The United Nations Statistics Division (UNSD) has released a report revealing the change in forest area in each country around the world since 1990. Bad news: Argentina is one of the ten countries that have lost the largest area of woodland, according to the report.
Although ostensibly ‘not too bad’ in comparison with Brazil, which has lost a whopping 531,670 square kilometers of forest area since 1990, Argentina should really be pining for its own massive loss.
Ranking the 9th worst offender, after countries like Indonesia, Nigeria and Burma, the UNSD has calculated that Argentina has lost a total of 76,810 square kilometers (a percentage change in forest area of 22.1 percent from 1990 to 2015). To put it into perspective, that is roughly the size of the province of San Luis.
The vast destruction is due to deforestation, fires and urbanization, among other causes.

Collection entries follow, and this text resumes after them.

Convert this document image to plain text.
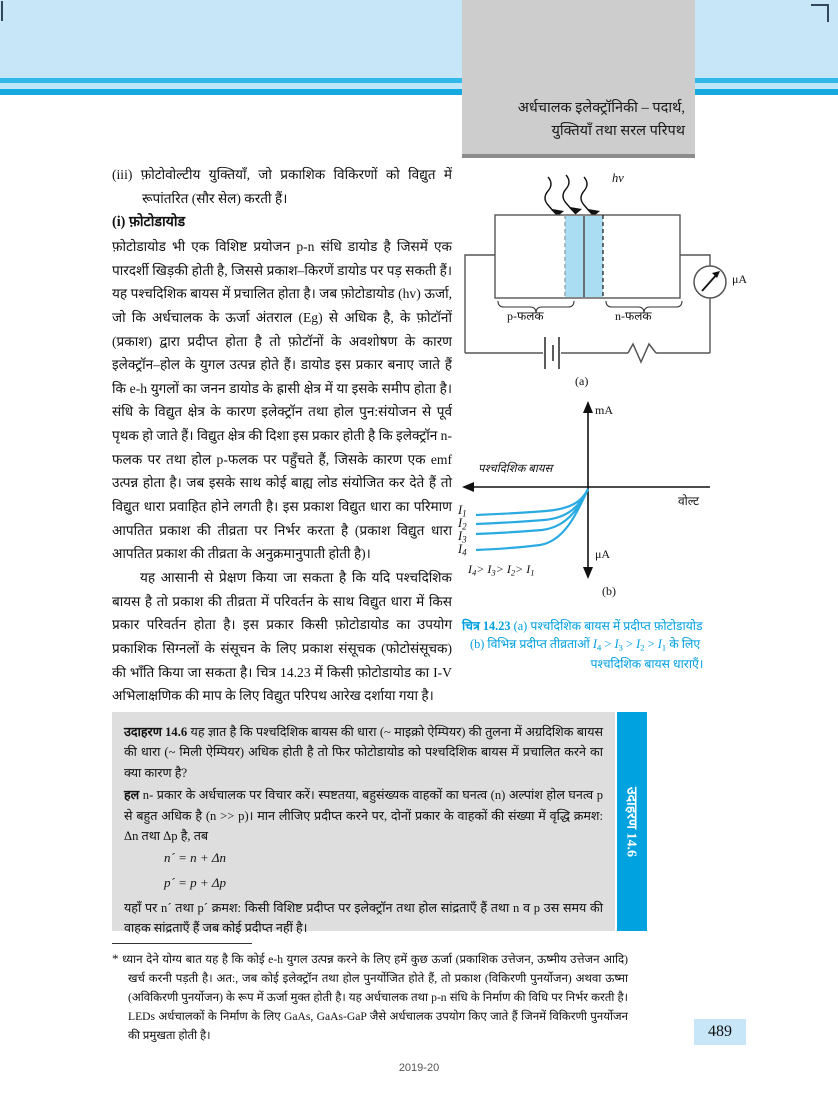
अर्धचालक इलेक्ट्रॉनिकी – पदार्थ,
युक्तियाँ तथा सरल परिपथ

(iii) फ़ोटोवोल्टीय युक्तियाँ, जो प्रकाशिक विकिरणों को विद्युत में रूपांतरित (सौर सेल) करती हैं।

(i) फ़ोटोडायोड

फ़ोटोडायोड भी एक विशिष्ट प्रयोजन p-n संधि डायोड है जिसमें एक पारदर्शी खिड़की होती है, जिससे प्रकाश–किरणें डायोड पर पड़ सकती हैं। यह पश्चदिशिक बायस में प्रचालित होता है। जब फ़ोटोडायोड (hv) ऊर्जा, जो कि अर्धचालक के ऊर्जा अंतराल (Eg) से अधिक है, के फ़ोटॉनों (प्रकाश) द्वारा प्रदीप्त होता है तो फ़ोटॉनों के अवशोषण के कारण इलेक्ट्रॉन–होल के युगल उत्पन्न होते हैं। डायोड इस प्रकार बनाए जाते हैं कि e-h युगलों का जनन डायोड के ह्रासी क्षेत्र में या इसके समीप होता है। संधि के विद्युत क्षेत्र के कारण इलेक्ट्रॉन तथा होल पुन:संयोजन से पूर्व पृथक हो जाते हैं। विद्युत क्षेत्र की दिशा इस प्रकार होती है कि इलेक्ट्रॉन n-फलक पर तथा होल p-फलक पर पहुँचते हैं, जिसके कारण एक emf उत्पन्न होता है। जब इसके साथ कोई बाह्य लोड संयोजित कर देते हैं तो विद्युत धारा प्रवाहित होने लगती है। इस प्रकाश विद्युत धारा का परिमाण आपतित प्रकाश की तीव्रता पर निर्भर करता है (प्रकाश विद्युत धारा आपतित प्रकाश की तीव्रता के अनुक्रमानुपाती होती है)।

यह आसानी से प्रेक्षण किया जा सकता है कि यदि पश्चदिशिक बायस है तो प्रकाश की तीव्रता में परिवर्तन के साथ विद्युत धारा में किस प्रकार परिवर्तन होता है। इस प्रकार किसी फ़ोटोडायोड का उपयोग प्रकाशिक सिग्नलों के संसूचन के लिए प्रकाश संसूचक (फोटोसंसूचक) की भाँति किया जा सकता है। चित्र 14.23 में किसी फ़ोटोडायोड का I-V अभिलाक्षणिक की माप के लिए विद्युत परिपथ आरेख दर्शाया गया है।

hv
p-फलक	n-फलक
μA
(a)
mA
μA
वोल्ट
पश्चदिशिक बायस
$I_1$
$I_2$
$I_3$
$I_4$
$I_4> I_3> I_2> I_1$
(b)
चित्र 14.23 (a) पश्चदिशिक बायस में प्रदीप्त फ़ोटोडायोड
(b) विभिन्न प्रदीप्त तीव्रताओं $I_4 > I_3 > I_2 > I_1$ के लिए
पश्चदिशिक बायस धाराएँ।
उदाहरण 14.6 यह ज्ञात है कि पश्चदिशिक बायस की धारा (~ माइक्रो ऐम्पियर) की तुलना में अग्रदिशिक बायस की धारा (~ मिली ऐम्पियर) अधिक होती है तो फिर फोटोडायोड को पश्चदिशिक बायस में प्रचालित करने का क्या कारण है?
हल n- प्रकार के अर्धचालक पर विचार करें। स्पष्टतया, बहुसंख्यक वाहकों का घनत्व (n) अल्पांश होल घनत्व p से बहुत अधिक है (n >> p)। मान लीजिए प्रदीप्त करने पर, दोनों प्रकार के वाहकों की संख्या में वृद्धि क्रमश: Δn तथा Δp है, तब
n´ = n + Δn
p´ = p + Δp
यहाँ पर n´ तथा p´ क्रमश: किसी विशिष्ट प्रदीप्त पर इलेक्ट्रॉन तथा होल सांद्रताएँ हैं तथा n व p उस समय की वाहक सांद्रताएँ हैं जब कोई प्रदीप्त नहीं है।
उदाहरण 14.6
* ध्यान देने योग्य बात यह है कि कोई e-h युगल उत्पन्न करने के लिए हमें कुछ ऊर्जा (प्रकाशिक उत्तेजन, ऊष्मीय उत्तेजन आदि) खर्च करनी पड़ती है। अत:, जब कोई इलेक्ट्रॉन तथा होल पुनर्योजित होते हैं, तो प्रकाश (विकिरणी पुनर्योजन) अथवा ऊष्मा (अविकिरणी पुनर्योजन) के रूप में ऊर्जा मुक्त होती है। यह अर्धचालक तथा p-n संधि के निर्माण की विधि पर निर्भर करती है। LEDs अर्धचालकों के निर्माण के लिए GaAs, GaAs-GaP जैसे अर्धचालक उपयोग किए जाते हैं जिनमें विकिरणी पुनर्योजन की प्रमुखता होती है।	489
2019-20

Deforestation is now a global environmental problem and Argentina is contributing to it in a huge way, following in Brazil’s footsteps. Whether it is part of a corporate strategy for a logging company or a byproduct of the country’s growing cities — whoever is making decisions to chop down Argentine forests is really barking up the wrong tree, not least because the UN has outlined that forests are extremely important as carbon dioxide sinks, habitats for biodiversity conservation, providers of environmental services (e.g. water), and for sustaining livelihoods and economic opportunities within developing economies.